If Citizen Professor Warren be the most formidable turnip ghost of an "extreme left" their freelordships can fadge up to be self-terrorized of, they all ought to be dancin' in the suites. The late Mr. Mencken had that number exactly when he spoke of "a conspiracy of kittens to overturn the Washington Monument." If one does them the dubious compliment of taking whight-wing agitprop perfectly seriously, the only feature possibly more strikin' about the Kiddie Selfservative Movement than how courage-challenged they are, is how prudence-challenged. The two go together, of course: it takes some pretty fringe notions about kittens to be as scared of them as their freelordships are or pretend to be.

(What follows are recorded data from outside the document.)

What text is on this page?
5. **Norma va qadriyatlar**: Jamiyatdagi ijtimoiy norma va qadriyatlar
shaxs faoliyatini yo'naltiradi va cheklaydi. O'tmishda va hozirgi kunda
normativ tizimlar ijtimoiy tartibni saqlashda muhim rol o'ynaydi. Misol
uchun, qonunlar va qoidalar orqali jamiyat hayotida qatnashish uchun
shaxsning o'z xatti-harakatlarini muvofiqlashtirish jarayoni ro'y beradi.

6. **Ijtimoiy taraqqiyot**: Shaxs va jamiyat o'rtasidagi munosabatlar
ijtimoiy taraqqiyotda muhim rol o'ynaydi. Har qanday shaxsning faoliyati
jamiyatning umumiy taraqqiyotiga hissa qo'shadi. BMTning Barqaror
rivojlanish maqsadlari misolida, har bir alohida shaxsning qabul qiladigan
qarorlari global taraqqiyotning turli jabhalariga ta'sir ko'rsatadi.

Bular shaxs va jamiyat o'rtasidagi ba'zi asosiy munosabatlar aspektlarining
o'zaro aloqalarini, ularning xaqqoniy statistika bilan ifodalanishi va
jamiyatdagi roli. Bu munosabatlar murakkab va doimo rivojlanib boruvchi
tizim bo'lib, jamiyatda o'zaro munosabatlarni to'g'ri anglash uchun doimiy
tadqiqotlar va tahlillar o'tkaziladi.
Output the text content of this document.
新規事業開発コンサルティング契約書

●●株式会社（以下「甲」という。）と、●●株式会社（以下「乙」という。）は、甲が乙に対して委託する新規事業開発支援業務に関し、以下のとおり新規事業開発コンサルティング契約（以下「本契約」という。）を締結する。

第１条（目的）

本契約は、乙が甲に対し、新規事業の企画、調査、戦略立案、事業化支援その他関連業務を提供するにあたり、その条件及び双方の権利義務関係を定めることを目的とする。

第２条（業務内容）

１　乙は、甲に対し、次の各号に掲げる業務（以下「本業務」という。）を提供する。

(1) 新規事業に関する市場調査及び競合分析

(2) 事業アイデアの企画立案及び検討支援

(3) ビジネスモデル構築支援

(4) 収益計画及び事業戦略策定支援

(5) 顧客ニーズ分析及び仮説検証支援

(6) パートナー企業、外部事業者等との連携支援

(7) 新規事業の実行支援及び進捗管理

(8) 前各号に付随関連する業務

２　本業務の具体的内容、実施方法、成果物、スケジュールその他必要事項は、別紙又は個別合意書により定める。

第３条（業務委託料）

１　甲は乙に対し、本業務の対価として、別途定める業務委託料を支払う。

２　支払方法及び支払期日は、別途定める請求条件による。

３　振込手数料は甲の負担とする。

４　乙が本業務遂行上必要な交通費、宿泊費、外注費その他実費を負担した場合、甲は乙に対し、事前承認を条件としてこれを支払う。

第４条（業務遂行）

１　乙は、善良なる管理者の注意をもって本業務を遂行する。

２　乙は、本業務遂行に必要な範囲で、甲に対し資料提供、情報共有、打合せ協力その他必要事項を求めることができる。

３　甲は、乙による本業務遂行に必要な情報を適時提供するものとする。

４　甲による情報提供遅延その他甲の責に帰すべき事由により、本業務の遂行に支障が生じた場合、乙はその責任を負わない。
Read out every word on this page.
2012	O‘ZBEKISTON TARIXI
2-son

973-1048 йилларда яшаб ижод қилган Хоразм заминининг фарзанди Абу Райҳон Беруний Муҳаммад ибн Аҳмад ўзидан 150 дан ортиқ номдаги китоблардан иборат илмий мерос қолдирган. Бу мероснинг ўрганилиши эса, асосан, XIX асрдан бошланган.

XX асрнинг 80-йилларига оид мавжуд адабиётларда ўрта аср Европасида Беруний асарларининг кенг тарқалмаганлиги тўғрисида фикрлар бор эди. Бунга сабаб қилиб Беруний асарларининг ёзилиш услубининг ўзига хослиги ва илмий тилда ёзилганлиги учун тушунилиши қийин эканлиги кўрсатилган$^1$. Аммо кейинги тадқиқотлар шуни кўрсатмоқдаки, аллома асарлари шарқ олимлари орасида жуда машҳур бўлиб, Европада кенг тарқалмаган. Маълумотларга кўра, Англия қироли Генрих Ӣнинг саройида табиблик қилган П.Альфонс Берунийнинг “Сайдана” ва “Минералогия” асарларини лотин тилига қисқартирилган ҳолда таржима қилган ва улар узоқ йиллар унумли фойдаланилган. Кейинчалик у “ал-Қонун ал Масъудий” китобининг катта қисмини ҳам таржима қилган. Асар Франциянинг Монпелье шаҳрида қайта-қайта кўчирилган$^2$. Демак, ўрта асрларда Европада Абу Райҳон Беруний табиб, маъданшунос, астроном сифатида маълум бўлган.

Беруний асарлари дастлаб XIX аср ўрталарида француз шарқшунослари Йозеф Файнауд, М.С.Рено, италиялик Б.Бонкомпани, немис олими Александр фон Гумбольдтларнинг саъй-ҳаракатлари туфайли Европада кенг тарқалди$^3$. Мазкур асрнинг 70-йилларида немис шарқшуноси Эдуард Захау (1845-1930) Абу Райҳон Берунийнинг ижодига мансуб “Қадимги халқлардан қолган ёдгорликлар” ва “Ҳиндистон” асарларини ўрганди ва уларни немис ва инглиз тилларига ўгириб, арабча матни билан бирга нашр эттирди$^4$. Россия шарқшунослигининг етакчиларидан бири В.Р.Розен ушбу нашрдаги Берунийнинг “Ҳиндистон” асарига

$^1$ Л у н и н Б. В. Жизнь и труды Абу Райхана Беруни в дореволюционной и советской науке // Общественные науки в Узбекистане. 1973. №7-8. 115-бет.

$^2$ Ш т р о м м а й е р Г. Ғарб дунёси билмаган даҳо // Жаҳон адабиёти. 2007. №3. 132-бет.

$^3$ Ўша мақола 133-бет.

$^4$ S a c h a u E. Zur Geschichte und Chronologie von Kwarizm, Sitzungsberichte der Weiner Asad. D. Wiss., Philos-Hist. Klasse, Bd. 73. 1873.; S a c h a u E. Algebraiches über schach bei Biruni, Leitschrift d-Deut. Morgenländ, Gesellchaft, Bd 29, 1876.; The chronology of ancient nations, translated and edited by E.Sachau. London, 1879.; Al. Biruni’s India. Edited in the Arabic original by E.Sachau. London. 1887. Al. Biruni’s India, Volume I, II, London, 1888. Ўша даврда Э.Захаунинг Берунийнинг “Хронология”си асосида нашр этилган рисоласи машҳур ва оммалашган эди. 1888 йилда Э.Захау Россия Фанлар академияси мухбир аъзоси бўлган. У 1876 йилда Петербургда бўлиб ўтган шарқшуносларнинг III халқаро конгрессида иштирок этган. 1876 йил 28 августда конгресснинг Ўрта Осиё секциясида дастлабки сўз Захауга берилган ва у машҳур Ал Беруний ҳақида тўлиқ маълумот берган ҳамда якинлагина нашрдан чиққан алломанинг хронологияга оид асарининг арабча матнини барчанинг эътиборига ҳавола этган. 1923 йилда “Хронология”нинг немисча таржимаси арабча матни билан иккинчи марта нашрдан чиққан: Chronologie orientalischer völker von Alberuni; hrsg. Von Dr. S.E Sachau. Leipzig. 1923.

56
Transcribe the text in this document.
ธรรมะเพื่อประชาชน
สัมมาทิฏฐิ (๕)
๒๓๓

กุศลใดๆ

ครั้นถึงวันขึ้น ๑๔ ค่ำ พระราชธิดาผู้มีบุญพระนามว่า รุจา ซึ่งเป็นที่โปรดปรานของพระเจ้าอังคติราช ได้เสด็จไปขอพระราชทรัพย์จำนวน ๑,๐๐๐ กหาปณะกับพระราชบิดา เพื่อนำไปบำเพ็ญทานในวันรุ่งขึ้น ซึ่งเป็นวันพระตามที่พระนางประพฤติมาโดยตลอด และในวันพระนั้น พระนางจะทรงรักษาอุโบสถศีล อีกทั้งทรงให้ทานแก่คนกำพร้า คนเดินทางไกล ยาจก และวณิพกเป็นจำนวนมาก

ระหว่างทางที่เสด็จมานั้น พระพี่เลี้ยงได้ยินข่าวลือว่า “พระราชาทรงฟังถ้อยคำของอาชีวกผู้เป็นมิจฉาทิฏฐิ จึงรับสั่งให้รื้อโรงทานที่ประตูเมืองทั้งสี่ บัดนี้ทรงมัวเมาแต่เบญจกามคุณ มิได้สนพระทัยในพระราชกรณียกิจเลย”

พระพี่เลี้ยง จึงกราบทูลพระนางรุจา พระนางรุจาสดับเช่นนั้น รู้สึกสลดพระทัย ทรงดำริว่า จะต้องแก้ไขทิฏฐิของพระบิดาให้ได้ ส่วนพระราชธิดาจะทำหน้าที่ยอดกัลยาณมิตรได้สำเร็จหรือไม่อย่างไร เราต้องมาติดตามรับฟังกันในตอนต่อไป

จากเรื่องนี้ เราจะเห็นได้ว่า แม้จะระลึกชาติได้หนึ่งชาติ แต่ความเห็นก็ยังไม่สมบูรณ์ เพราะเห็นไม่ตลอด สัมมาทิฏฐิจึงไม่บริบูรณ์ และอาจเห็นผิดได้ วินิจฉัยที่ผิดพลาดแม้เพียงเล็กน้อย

As I suggested, there is probably not much pretendin’ about it. Freelord Grover, an' Massa Donohue, an' all the Fearless (¡hah!) Funders of Freedumb, who cause 'Fingers' Fehrnstrom to cause S. Philip Fratboy to make the silly noises he makes, really *are* terrorized of kittens. Or so I diagnose.

The most important thing about this weird bain disease. it seems to me, is that it has developed only recently. Had the Classmates’ judgment an’ intrepidity been what they are now back when they had Bolshies to worry about as well as H*rv*rds, they would have succumbed to Fear Itself long since. It appears, though, that in TopPercenter circles timidity and misjudgment are subject to something like Parkinson's Law: self-terrorization expands to make up in subjective intensity what it loses in justification.

Wherefore the Blue Blazers are sensible enough to sloganize as they do about being "reality-based" commentators by comparison with the Whight Guard Officers Mess. Smart enough to know a kitten when they see one, anyway, and brave enough not to go hide under their potatoe couch whimperin’ the rest of the day.